A Fitch report endorsing new fair value standards, but calling for greater
disclosure in some areas, fails to address the bigger picture, according to some
fair value detractors.
Tim Bush, director at Hermes Asset Management, said the entire system of
valuing assets where no end market exists needed to be reassessed.
‘Beyond merely requiring additional disclosure, there is the bigger issue of
whether it is ever appropriate to mark-up assets that have not yet been sold,
giving markets a misleading impression of profit, when no cash or contracts
actually exist,’ said Bush.
‘IAS 39 seems to have sanctioned at the heart of the banking system the
booking of profits in 2006 and 2005 which have not materialised as cash – quite
the opposite. It is arguable that whereas oil companies were fined for
accounting irregularities around overstating oil reserves several years’ back,
precisely the same problem has literally been sanctioned by IAS 39, the problem
is recognising profits on assets held for which no end market ultimately
In its report Fair Value Disclosures: A Reality Check released last week,
Fitch Ratings endorsed the new tabulated format required by Statement of
Accounting Standards (SFAS) 157, which distinguishes between level one, level
two and level three valuations, stating that it was ‘clear and easy for readers
to understand’. However, it called for greater disclosure on level two
valuations, which it described as ‘relatively subjective’.

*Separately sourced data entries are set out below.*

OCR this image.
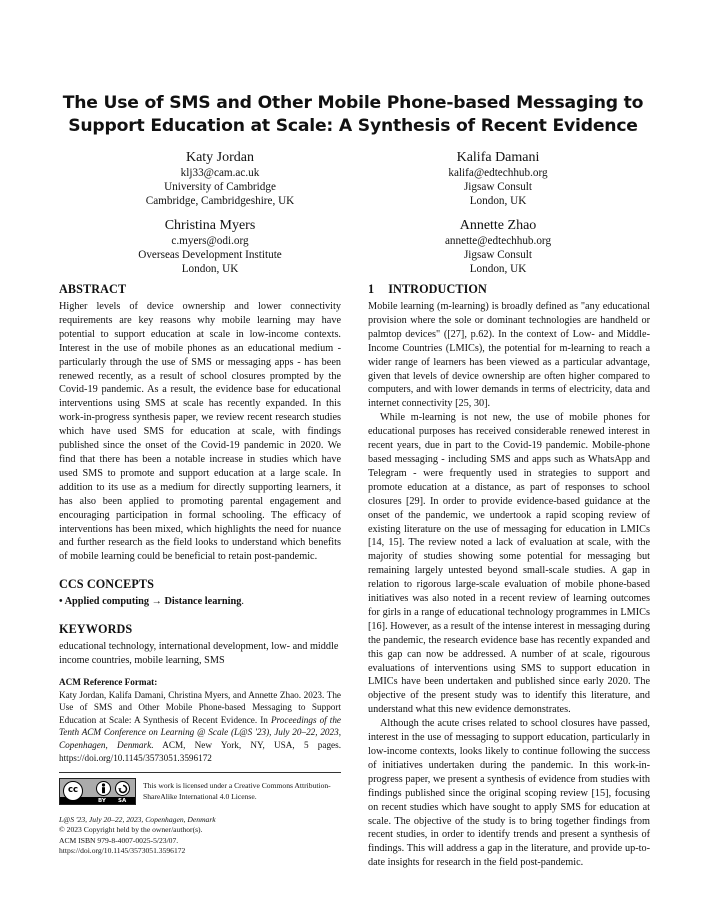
The Use of SMS and Other Mobile Phone-based Messaging to
Support Education at Scale: A Synthesis of Recent Evidence
Katy Jordan
klj33@cam.ac.uk
University of Cambridge
Cambridge, Cambridgeshire, UK
Kalifa Damani
kalifa@edtechhub.org
Jigsaw Consult
London, UK
Christina Myers
c.myers@odi.org
Overseas Development Institute
London, UK
Annette Zhao
annette@edtechhub.org
Jigsaw Consult
London, UK
ABSTRACT

Higher levels of device ownership and lower connectivity requirements are key reasons why mobile learning may have potential to support education at scale in low-income contexts. Interest in the use of mobile phones as an educational medium - particularly through the use of SMS or messaging apps - has been renewed recently, as a result of school closures prompted by the Covid-19 pandemic. As a result, the evidence base for educational interventions using SMS at scale has recently expanded. In this work-in-progress synthesis paper, we review recent research studies which have used SMS for education at scale, with findings published since the onset of the Covid-19 pandemic in 2020. We find that there has been a notable increase in studies which have used SMS to promote and support education at a large scale. In addition to its use as a medium for directly supporting learners, it has also been applied to promoting parental engagement and encouraging participation in formal schooling. The efficacy of interventions has been mixed, which highlights the need for nuance and further research as the field looks to understand which benefits of mobile learning could be beneficial to retain post-pandemic.

CCS CONCEPTS

• Applied computing → Distance learning.

KEYWORDS

educational technology, international development, low- and middle income countries, mobile learning, SMS

ACM Reference Format:
Katy Jordan, Kalifa Damani, Christina Myers, and Annette Zhao. 2023. The Use of SMS and Other Mobile Phone-based Messaging to Support Education at Scale: A Synthesis of Recent Evidence. In Proceedings of the Tenth ACM Conference on Learning @ Scale (L@S '23), July 20–22, 2023, Copenhagen, Denmark. ACM, New York, NY, USA, 5 pages. https://doi.org/10.1145/3573051.3596172
cc
BY SA
This work is licensed under a Creative Commons Attribution-ShareAlike International 4.0 License.
L@S '23, July 20–22, 2023, Copenhagen, Denmark
© 2023 Copyright held by the owner/author(s).
ACM ISBN 979-8-4007-0025-5/23/07.
https://doi.org/10.1145/3573051.3596172
1 INTRODUCTION

Mobile learning (m-learning) is broadly defined as "any educational provision where the sole or dominant technologies are handheld or palmtop devices" ([27], p.62). In the context of Low- and Middle-Income Countries (LMICs), the potential for m-learning to reach a wider range of learners has been viewed as a particular advantage, given that levels of device ownership are often higher compared to computers, and with lower demands in terms of electricity, data and internet connectivity [25, 30].

While m-learning is not new, the use of mobile phones for educational purposes has received considerable renewed interest in recent years, due in part to the Covid-19 pandemic. Mobile-phone based messaging - including SMS and apps such as WhatsApp and Telegram - were frequently used in strategies to support and promote education at a distance, as part of responses to school closures [29]. In order to provide evidence-based guidance at the onset of the pandemic, we undertook a rapid scoping review of existing literature on the use of messaging for education in LMICs [14, 15]. The review noted a lack of evaluation at scale, with the majority of studies showing some potential for messaging but remaining largely untested beyond small-scale studies. A gap in relation to rigorous large-scale evaluation of mobile phone-based initiatives was also noted in a recent review of learning outcomes for girls in a range of educational technology programmes in LMICs [16]. However, as a result of the intense interest in messaging during the pandemic, the research evidence base has recently expanded and this gap can now be addressed. A number of at scale, rigourous evaluations of interventions using SMS to support education in LMICs have been undertaken and published since early 2020. The objective of the present study was to identify this literature, and understand what this new evidence demonstrates.

Although the acute crises related to school closures have passed, interest in the use of messaging to support education, particularly in low-income contexts, looks likely to continue following the success of initiatives undertaken during the pandemic. In this work-in-progress paper, we present a synthesis of evidence from studies with findings published since the original scoping review [15], focusing on recent studies which have sought to apply SMS for education at scale. The objective of the study is to bring together findings from recent studies, in order to identify trends and present a synthesis of findings. This will address a gap in the literature, and provide up-to-date insights for research in the field post-pandemic.
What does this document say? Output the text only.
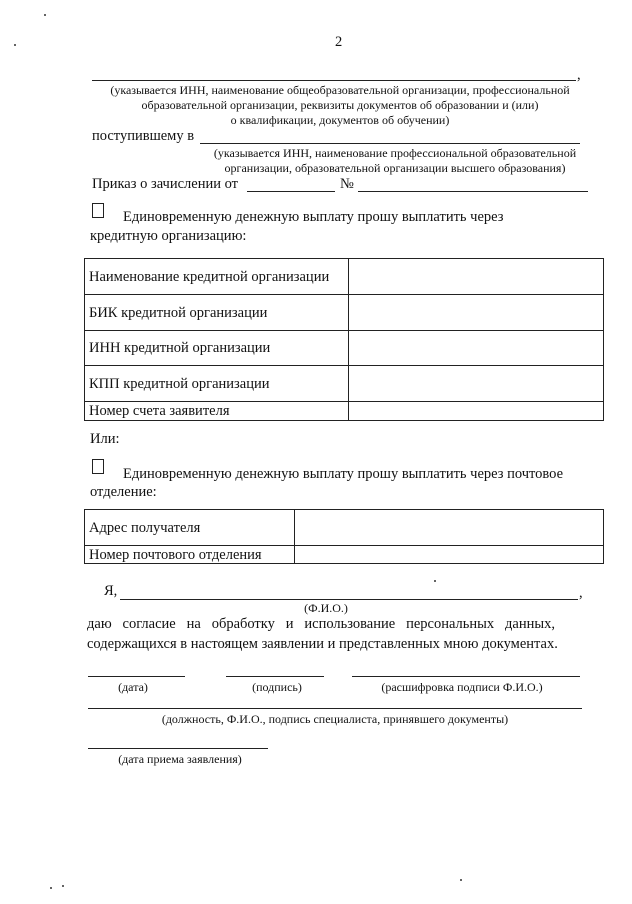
2
,
(указывается ИНН, наименование общеобразовательной организации, профессиональной
образовательной организации, реквизиты документов об образовании и (или)
о квалификации, документов об обучении)
поступившему в
(указывается ИНН, наименование профессиональной образовательной
организации, образовательной организации высшего образования)
Приказ о зачислении от	№
Единовременную денежную выплату прошу выплатить через
кредитную организацию:
Наименование кредитной организации	
БИК кредитной организации	
ИНН кредитной организации	
КПП кредитной организации	
Номер счета заявителя	
Или:
Единовременную денежную выплату прошу выплатить через почтовое
отделение:
Адрес получателя	
Номер почтового отделения	
Я,	,
(Ф.И.О.)
даю согласие на обработку и использование персональных данных,
содержащихся в настоящем заявлении и представленных мною документах.
(дата)	(подпись)	(расшифровка подписи Ф.И.О.)
(должность, Ф.И.О., подпись специалиста, принявшего документы)
(дата приема заявления)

‘The new fair value disclosures are obvious improvements compared to prior
disclosures but do not go far enough,’ said Olu Sonola, director of the credit
policy group at Fitch. ‘Investors and analysts need better and more extensive
disclosure around fair value measurements.’
At present, the tabular format is not yet required under International
Financial Reporting Standards (IFRS). However, the IASB has published a
discussion paper on fair value, and changes to existing standards are expected
in early 2009. Insiders at IASB felt Fitch’s report was a positive development.